The daughter of a single mother and the descendant of Syrian refugees, Cheyenne brings a personal understanding of what it means to navigate systems that weren't built for you and a relentless commitment to changing them. She has worked inside the halls of our courtrooms, the U.S. Senate, and the United Nations. She's also organized on the streets alongside grassroots movements demanding something better. She ran for Congress as the first Democratic Gen-Z woman to seek federal office, powered entirely by small-dollar donors, because she believes that the people closest to the problems are the ones best positioned to solve them.



Her Work
Cheyenne utilizes the power of law, policy, organizing, and media to build power for communities that have been systematically denied it.
As a human rights attorney, she has appeared in court as lead counsel for undocumented survivors of sexual violence, helping to secure visa protections that kept her clients safe. She has drafted motions to the United Nations, authored legislation, and advised the White House and the FTC on democracy-focused tech policy. As a Senate Judiciary Committee staffer, she helped shape the questions used to vet federal judicial nominees on reproductive rights, ensuring that bodily autonomy survives beyond a single election cycle.
As an organizer and campaigner, she has built coalitions across movements, including climate justice, reproductive rights, tech accountability, immigration, and labor — cultivating deep partnerships with leading advocacy organizations and elected officials nationwide. As a media strategist and commentator, she has developed campaigns reaching tens of millions of viewers and appears regularly on national television and radio to advocate for progressive policy priorities.
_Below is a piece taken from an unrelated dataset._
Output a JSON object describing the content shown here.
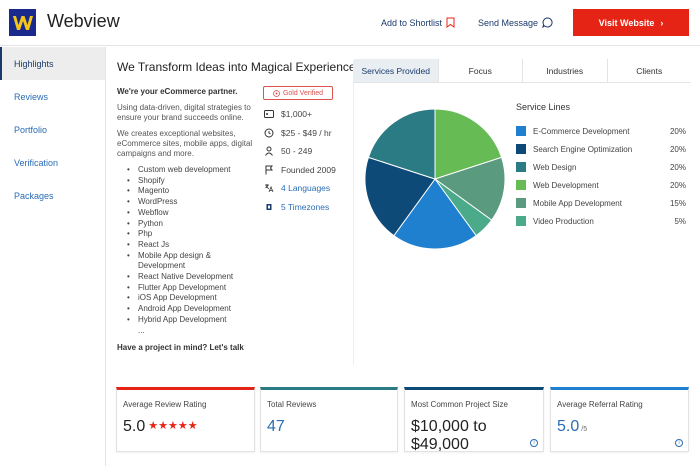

Whatever the arena, Cheyenne's approach is the same: find the people most directly impacted, put them at the center, and build something durable enough to last.

The Mission
Cheyenne believes that democracy only works when everyone has a real seat at the table, not a symbolic one.
That means fighting for survivors of domestic violence and sexual assault who navigate a legal system that was never designed to protect them. It means advocating for immigrant communities whose safety, dignity, and futures are treated as political bargaining chips. It means demanding that reproductive healthcare is recognized as a fundamental right, not a privilege that can be revoked by the whims of a rouge judge or a state legislature. It means holding the corporations and billionaires who have bought their way into our institutions accountable to the people they claim to serve.
And it means refusing to accept that the next generation — the one inheriting the consequences of every decision made before them — should have to fight for a voice in the process. Cheyenne has spent her career making sure they don't have to fight alone.